Jugaremos en el bosque mientras el lobo no está aquí, porque si el lobo aparece, a todos nos comerá: lobo, lobo ¿estás ahí?
Mirando a esos niños comerse al mundo: hablando dos o tres idiomas al salir de preescolar, armando una orquesta sinfónica en cuarto año de primaria, opinando sobre política y globalización en quinto año, preocupados por definir su identidad de género en sexto; supe que una época había terminado. Consciente estoy de lo iluso que es comparar dos épocas diferentes, no en balde he vivido en tantas, pero la nostalgia, ese sentimiento tan infravalorado en estos días que le pertenecen a la inmediatez, hizo presa de mi errante corazón. Supe que ya no habría niños jugando en el lodo o a los encantados, las calles no se usarán nunca más como canchas profesionales de futbol, ni yo jugaría con ellos atravesando sus cabellos, haciéndolos perder de vista el balón con un pequeño ventarrón que los obligue a cerrar los ojos, ya no voy a hacerlos correr cuando arme, de la nada un remolino.
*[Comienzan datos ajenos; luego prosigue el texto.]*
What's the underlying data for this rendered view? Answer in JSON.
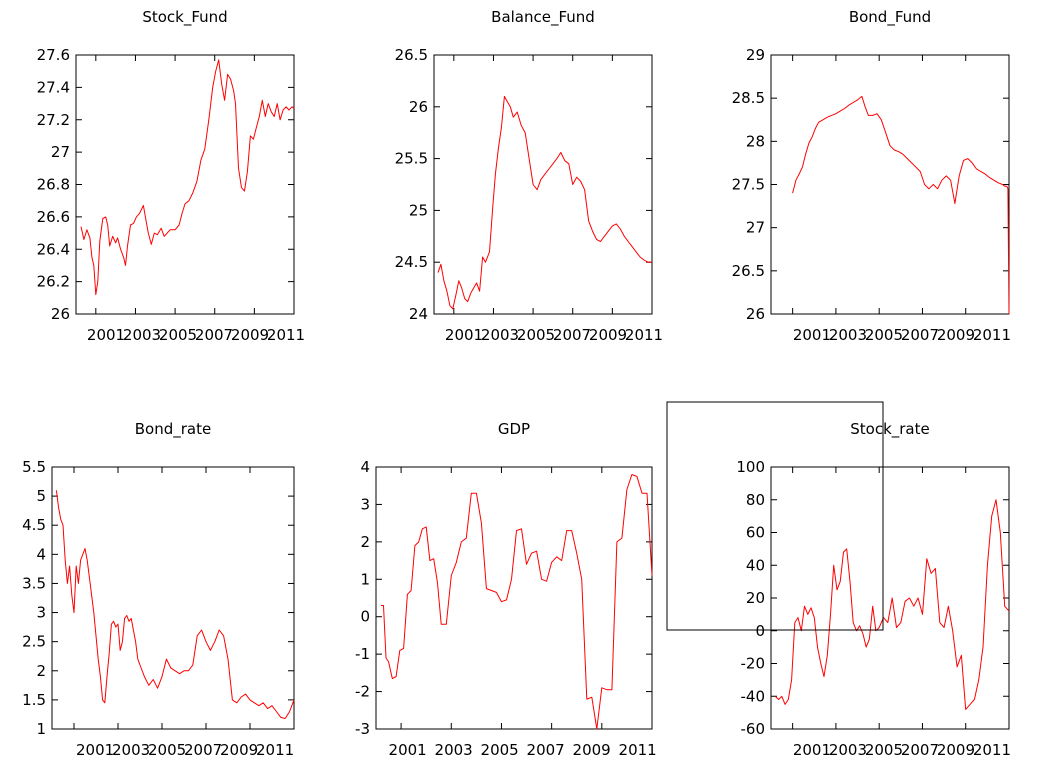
{
  "colors": {
    "series": "#ff0000",
    "axes": "#000000",
    "background": "#ffffff"
  },
  "chart_data": [
    {
      "type": "line",
      "title": "Stock_Fund",
      "xlim": [
        2000,
        2011
      ],
      "ylim": [
        26,
        27.6
      ],
      "xticks": [
        2001,
        2003,
        2005,
        2007,
        2009,
        2011
      ],
      "xtick_labels": [
        "2001",
        "2003",
        "2005",
        "2007",
        "2009",
        "2011"
      ],
      "xtick_label_gap": 0,
      "yticks": [
        26,
        26.2,
        26.4,
        26.6,
        26.8,
        27,
        27.2,
        27.4,
        27.6
      ],
      "ytick_labels": [
        "26",
        "26.2",
        "26.4",
        "26.6",
        "26.8",
        "27",
        "27.2",
        "27.4",
        "27.6"
      ],
      "x": [
        2000.25,
        2000.4,
        2000.55,
        2000.7,
        2000.8,
        2000.9,
        2001.0,
        2001.1,
        2001.2,
        2001.35,
        2001.5,
        2001.6,
        2001.7,
        2001.85,
        2002.0,
        2002.1,
        2002.25,
        2002.4,
        2002.5,
        2002.6,
        2002.75,
        2002.9,
        2003.05,
        2003.2,
        2003.4,
        2003.5,
        2003.65,
        2003.8,
        2003.95,
        2004.1,
        2004.3,
        2004.45,
        2004.6,
        2004.75,
        2004.9,
        2005.0,
        2005.2,
        2005.35,
        2005.5,
        2005.7,
        2005.9,
        2006.1,
        2006.3,
        2006.5,
        2006.7,
        2006.9,
        2007.05,
        2007.2,
        2007.35,
        2007.5,
        2007.65,
        2007.8,
        2007.95,
        2008.05,
        2008.2,
        2008.35,
        2008.5,
        2008.65,
        2008.8,
        2008.95,
        2009.1,
        2009.25,
        2009.4,
        2009.55,
        2009.7,
        2009.85,
        2010.0,
        2010.15,
        2010.3,
        2010.45,
        2010.6,
        2010.75,
        2010.9,
        2011.0
      ],
      "y": [
        26.54,
        26.46,
        26.52,
        26.47,
        26.35,
        26.3,
        26.12,
        26.2,
        26.45,
        26.59,
        26.6,
        26.55,
        26.42,
        26.48,
        26.44,
        26.47,
        26.4,
        26.35,
        26.3,
        26.42,
        26.55,
        26.56,
        26.6,
        26.62,
        26.67,
        26.6,
        26.5,
        26.43,
        26.5,
        26.49,
        26.53,
        26.48,
        26.5,
        26.52,
        26.52,
        26.52,
        26.55,
        26.62,
        26.68,
        26.7,
        26.75,
        26.82,
        26.95,
        27.02,
        27.2,
        27.4,
        27.5,
        27.57,
        27.42,
        27.32,
        27.48,
        27.45,
        27.38,
        27.3,
        26.9,
        26.78,
        26.76,
        26.88,
        27.1,
        27.08,
        27.15,
        27.22,
        27.32,
        27.22,
        27.3,
        27.25,
        27.22,
        27.3,
        27.2,
        27.26,
        27.28,
        27.26,
        27.28,
        27.27
      ]
    },
    {
      "type": "line",
      "title": "Balance_Fund",
      "xlim": [
        2000,
        2011
      ],
      "ylim": [
        24,
        26.5
      ],
      "xticks": [
        2001,
        2003,
        2005,
        2007,
        2009,
        2011
      ],
      "xtick_labels": [
        "2001",
        "2003",
        "2005",
        "2007",
        "2009",
        "2011"
      ],
      "xtick_label_gap": 0,
      "yticks": [
        24,
        24.5,
        25,
        25.5,
        26,
        26.5
      ],
      "ytick_labels": [
        "24",
        "24.5",
        "25",
        "25.5",
        "26",
        "26.5"
      ],
      "x": [
        2000.2,
        2000.35,
        2000.5,
        2000.65,
        2000.8,
        2000.95,
        2001.1,
        2001.25,
        2001.4,
        2001.55,
        2001.7,
        2001.85,
        2002.0,
        2002.15,
        2002.3,
        2002.45,
        2002.6,
        2002.8,
        2002.95,
        2003.1,
        2003.25,
        2003.4,
        2003.55,
        2003.7,
        2003.85,
        2004.0,
        2004.2,
        2004.4,
        2004.6,
        2004.8,
        2005.0,
        2005.2,
        2005.4,
        2005.6,
        2005.8,
        2006.0,
        2006.2,
        2006.4,
        2006.6,
        2006.8,
        2007.0,
        2007.2,
        2007.4,
        2007.6,
        2007.8,
        2008.0,
        2008.2,
        2008.4,
        2008.6,
        2008.8,
        2009.0,
        2009.2,
        2009.4,
        2009.6,
        2009.8,
        2010.0,
        2010.2,
        2010.4,
        2010.6,
        2010.8,
        2011.0
      ],
      "y": [
        24.4,
        24.48,
        24.32,
        24.22,
        24.08,
        24.05,
        24.18,
        24.32,
        24.25,
        24.15,
        24.12,
        24.2,
        24.25,
        24.3,
        24.22,
        24.55,
        24.5,
        24.6,
        25.0,
        25.35,
        25.6,
        25.8,
        26.1,
        26.05,
        26.0,
        25.9,
        25.95,
        25.82,
        25.75,
        25.5,
        25.25,
        25.2,
        25.3,
        25.35,
        25.4,
        25.45,
        25.5,
        25.56,
        25.48,
        25.45,
        25.25,
        25.32,
        25.28,
        25.2,
        24.9,
        24.8,
        24.72,
        24.7,
        24.75,
        24.8,
        24.85,
        24.87,
        24.82,
        24.75,
        24.7,
        24.65,
        24.6,
        24.55,
        24.52,
        24.5,
        24.5
      ]
    },
    {
      "type": "line",
      "title": "Bond_Fund",
      "xlim": [
        2000,
        2011
      ],
      "ylim": [
        26,
        29
      ],
      "xticks": [
        2001,
        2003,
        2005,
        2007,
        2009,
        2011
      ],
      "xtick_labels": [
        "2001",
        "2003",
        "2005",
        "2007",
        "2009",
        "2011"
      ],
      "xtick_label_gap": 0,
      "yticks": [
        26,
        26.5,
        27,
        27.5,
        28,
        28.5,
        29
      ],
      "ytick_labels": [
        "26",
        "26.5",
        "27",
        "27.5",
        "28",
        "28.5",
        "29"
      ],
      "x": [
        2001.0,
        2001.15,
        2001.3,
        2001.45,
        2001.6,
        2001.75,
        2001.9,
        2002.05,
        2002.2,
        2002.4,
        2002.6,
        2002.8,
        2003.0,
        2003.2,
        2003.4,
        2003.6,
        2003.8,
        2004.0,
        2004.2,
        2004.35,
        2004.5,
        2004.7,
        2004.9,
        2005.1,
        2005.3,
        2005.5,
        2005.7,
        2005.9,
        2006.1,
        2006.3,
        2006.5,
        2006.7,
        2006.9,
        2007.1,
        2007.3,
        2007.5,
        2007.7,
        2007.9,
        2008.1,
        2008.3,
        2008.5,
        2008.7,
        2008.9,
        2009.1,
        2009.3,
        2009.5,
        2009.7,
        2009.9,
        2010.1,
        2010.3,
        2010.5,
        2010.7,
        2010.8,
        2010.9,
        2010.95,
        2011.0
      ],
      "y": [
        27.4,
        27.55,
        27.62,
        27.7,
        27.85,
        27.98,
        28.05,
        28.15,
        28.22,
        28.25,
        28.28,
        28.3,
        28.32,
        28.35,
        28.38,
        28.42,
        28.45,
        28.48,
        28.52,
        28.4,
        28.3,
        28.3,
        28.32,
        28.25,
        28.1,
        27.95,
        27.9,
        27.88,
        27.85,
        27.8,
        27.75,
        27.7,
        27.65,
        27.5,
        27.45,
        27.5,
        27.45,
        27.55,
        27.6,
        27.55,
        27.28,
        27.6,
        27.78,
        27.8,
        27.75,
        27.68,
        27.65,
        27.62,
        27.58,
        27.55,
        27.52,
        27.5,
        27.48,
        27.48,
        27.45,
        26.0
      ]
    },
    {
      "type": "line",
      "title": "Bond_rate",
      "xlim": [
        2000,
        2011
      ],
      "ylim": [
        1,
        5.5
      ],
      "xticks": [
        2001,
        2003,
        2005,
        2007,
        2009,
        2011
      ],
      "xtick_labels": [
        "2001",
        "2003",
        "2005",
        "2007",
        "2009",
        "2011"
      ],
      "xtick_label_gap": 0,
      "yticks": [
        1,
        1.5,
        2,
        2.5,
        3,
        3.5,
        4,
        4.5,
        5,
        5.5
      ],
      "ytick_labels": [
        "1",
        "1.5",
        "2",
        "2.5",
        "3",
        "3.5",
        "4",
        "4.5",
        "5",
        "5.5"
      ],
      "x": [
        2000.2,
        2000.3,
        2000.4,
        2000.5,
        2000.6,
        2000.7,
        2000.8,
        2000.9,
        2001.0,
        2001.1,
        2001.2,
        2001.3,
        2001.4,
        2001.5,
        2001.6,
        2001.7,
        2001.8,
        2001.9,
        2002.0,
        2002.1,
        2002.2,
        2002.3,
        2002.4,
        2002.5,
        2002.6,
        2002.7,
        2002.8,
        2002.9,
        2003.0,
        2003.1,
        2003.2,
        2003.3,
        2003.4,
        2003.5,
        2003.6,
        2003.7,
        2003.8,
        2003.9,
        2004.0,
        2004.2,
        2004.4,
        2004.6,
        2004.8,
        2005.0,
        2005.2,
        2005.4,
        2005.6,
        2005.8,
        2006.0,
        2006.2,
        2006.4,
        2006.6,
        2006.8,
        2007.0,
        2007.2,
        2007.4,
        2007.6,
        2007.8,
        2008.0,
        2008.2,
        2008.4,
        2008.6,
        2008.8,
        2009.0,
        2009.2,
        2009.4,
        2009.6,
        2009.8,
        2010.0,
        2010.2,
        2010.4,
        2010.6,
        2010.8,
        2011.0
      ],
      "y": [
        5.1,
        4.8,
        4.6,
        4.5,
        3.9,
        3.5,
        3.8,
        3.3,
        3.0,
        3.8,
        3.5,
        3.9,
        4.0,
        4.1,
        3.9,
        3.6,
        3.3,
        3.0,
        2.6,
        2.2,
        1.9,
        1.5,
        1.45,
        1.9,
        2.3,
        2.8,
        2.85,
        2.75,
        2.8,
        2.35,
        2.5,
        2.9,
        2.95,
        2.85,
        2.9,
        2.7,
        2.5,
        2.2,
        2.1,
        1.9,
        1.75,
        1.85,
        1.7,
        1.9,
        2.2,
        2.05,
        2.0,
        1.95,
        2.0,
        2.0,
        2.1,
        2.6,
        2.7,
        2.5,
        2.35,
        2.5,
        2.7,
        2.6,
        2.2,
        1.5,
        1.45,
        1.55,
        1.6,
        1.5,
        1.45,
        1.4,
        1.45,
        1.35,
        1.4,
        1.3,
        1.2,
        1.18,
        1.3,
        1.5
      ]
    },
    {
      "type": "line",
      "title": "GDP",
      "xlim": [
        2000,
        2011
      ],
      "ylim": [
        -3,
        4
      ],
      "xticks": [
        2001,
        2003,
        2005,
        2007,
        2009,
        2011
      ],
      "xtick_labels": [
        "2001",
        "2003",
        "2005",
        "2007",
        "2009",
        "2011"
      ],
      "xtick_label_gap": 10,
      "yticks": [
        -3,
        -2,
        -1,
        0,
        1,
        2,
        3,
        4
      ],
      "ytick_labels": [
        "-3",
        "-2",
        "-1",
        "0",
        "1",
        "2",
        "3",
        "4"
      ],
      "x": [
        2000.2,
        2000.3,
        2000.4,
        2000.5,
        2000.65,
        2000.8,
        2000.95,
        2001.1,
        2001.25,
        2001.4,
        2001.55,
        2001.7,
        2001.85,
        2002.0,
        2002.15,
        2002.3,
        2002.45,
        2002.6,
        2002.8,
        2003.0,
        2003.2,
        2003.4,
        2003.6,
        2003.8,
        2004.0,
        2004.2,
        2004.4,
        2004.6,
        2004.8,
        2005.0,
        2005.2,
        2005.4,
        2005.6,
        2005.8,
        2006.0,
        2006.2,
        2006.4,
        2006.6,
        2006.8,
        2007.0,
        2007.2,
        2007.4,
        2007.6,
        2007.8,
        2008.0,
        2008.2,
        2008.4,
        2008.6,
        2008.8,
        2009.0,
        2009.2,
        2009.4,
        2009.6,
        2009.8,
        2010.0,
        2010.2,
        2010.4,
        2010.6,
        2010.8,
        2011.0
      ],
      "y": [
        0.3,
        0.3,
        -1.1,
        -1.2,
        -1.65,
        -1.6,
        -0.9,
        -0.85,
        0.6,
        0.7,
        1.9,
        2.0,
        2.35,
        2.4,
        1.5,
        1.55,
        0.9,
        -0.2,
        -0.2,
        1.1,
        1.45,
        2.0,
        2.1,
        3.3,
        3.3,
        2.5,
        0.75,
        0.7,
        0.65,
        0.4,
        0.45,
        1.0,
        2.3,
        2.35,
        1.4,
        1.7,
        1.75,
        1.0,
        0.95,
        1.45,
        1.6,
        1.5,
        2.3,
        2.3,
        1.7,
        1.0,
        -2.2,
        -2.15,
        -3.0,
        -1.9,
        -1.95,
        -1.95,
        2.0,
        2.1,
        3.4,
        3.8,
        3.75,
        3.3,
        3.3,
        1.1
      ]
    },
    {
      "type": "line",
      "title": "Stock_rate",
      "xlim": [
        2000,
        2011
      ],
      "ylim": [
        -60,
        100
      ],
      "xticks": [
        2001,
        2003,
        2005,
        2007,
        2009,
        2011
      ],
      "xtick_labels": [
        "2001",
        "2003",
        "2005",
        "2007",
        "2009",
        "2011"
      ],
      "xtick_label_gap": 0,
      "yticks": [
        -60,
        -40,
        -20,
        0,
        20,
        40,
        60,
        80,
        100
      ],
      "ytick_labels": [
        "-60",
        "-40",
        "-20",
        "0",
        "20",
        "40",
        "60",
        "80",
        "100"
      ],
      "x": [
        2000.2,
        2000.35,
        2000.5,
        2000.65,
        2000.8,
        2000.95,
        2001.1,
        2001.25,
        2001.4,
        2001.55,
        2001.7,
        2001.85,
        2002.0,
        2002.15,
        2002.3,
        2002.45,
        2002.6,
        2002.75,
        2002.9,
        2003.05,
        2003.2,
        2003.35,
        2003.5,
        2003.65,
        2003.8,
        2003.95,
        2004.1,
        2004.25,
        2004.4,
        2004.55,
        2004.7,
        2004.85,
        2005.0,
        2005.2,
        2005.4,
        2005.6,
        2005.8,
        2006.0,
        2006.2,
        2006.4,
        2006.6,
        2006.8,
        2007.0,
        2007.2,
        2007.4,
        2007.6,
        2007.8,
        2008.0,
        2008.2,
        2008.4,
        2008.6,
        2008.8,
        2009.0,
        2009.2,
        2009.4,
        2009.6,
        2009.8,
        2010.0,
        2010.2,
        2010.4,
        2010.6,
        2010.8,
        2011.0
      ],
      "y": [
        -40,
        -42,
        -40,
        -45,
        -42,
        -30,
        5,
        8,
        0,
        15,
        10,
        14,
        8,
        -10,
        -20,
        -28,
        -15,
        10,
        40,
        25,
        30,
        48,
        50,
        30,
        5,
        0,
        3,
        -2,
        -10,
        -5,
        15,
        0,
        2,
        8,
        5,
        20,
        2,
        5,
        18,
        20,
        15,
        20,
        10,
        44,
        35,
        38,
        5,
        2,
        15,
        0,
        -22,
        -15,
        -48,
        -45,
        -42,
        -30,
        -10,
        40,
        70,
        80,
        60,
        15,
        12
      ]
    }
  ]
}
Y si alguna vez Walter Benjamin y Giorgio Agamben hablaron acerca del empobrecimiento de la experiencia, necesariamente, tendrían que haberse referido a la niñez.
No es que piense que los niños de esta época deben ser educados a la vieja usanza, sólo creo que esa magnánima experiencia de ser niño, generación con generación, se reduce más y más, hasta que un día sólo les quede esa parte en la que son bebés, esa parte que generalmente no recuerdan. Jamás recuerdan cuando aprenden a caminar o hablar, esas memorias les son transmitidas por familiares a través de sus propias vivencias, por lo que son ellos quienes les tiene apego a esos recuerdos. Sin embargo, poder enunciar “tuve una infancia feliz” es recordar esos años de tierra y agua, esos juegos con hermanos y amigos, ese sueño conciliado como jamás se vera en la vida adulta, en la cual, después de una larga fila de fracasos todavía les reconforta el decir “pero fui feliz, yo fui feliz”.
Qué va a pasar con esos niños del futuro que empiezan a angustiarse por el éxito personal a los siete años, esos niños viejos que cargan esa estructura tan pesada de saber cómo será el resto de su vida a los 10 años. Con los niños la incertidumbre, como dicen en aquel pueblo en el que doy vuelta, “se limpia las chinguiñas”, porque ellos de verdad son lo que quieren ser, pero esos niños del futuro son lo que otros quieren que sean, ¡presionan, presionan, presionan!
Yo que he visto pasar muchas vidas, puedo afirmar que la mejor parte de la vida humana es cuando no se conoce la angustia, cuando lo único que se esperaba de un ser humano es que coma bien, que haga la tarea y que duerma a tiempo. Ahora se espera tanto de los niños, quieren que definan 80 años de vida en sus primero 10 años, qué peso tan grande, pero bueno, eso lo digo yo, que soy viejo y que he visto pasar miles y millones de infancias. Por lo menos a mí, esos recuerdos me quedan para la eternidad. Para ellos que son tan nuevos en el mundo diría que el lobo ya está aquí y es hora de que todos corran.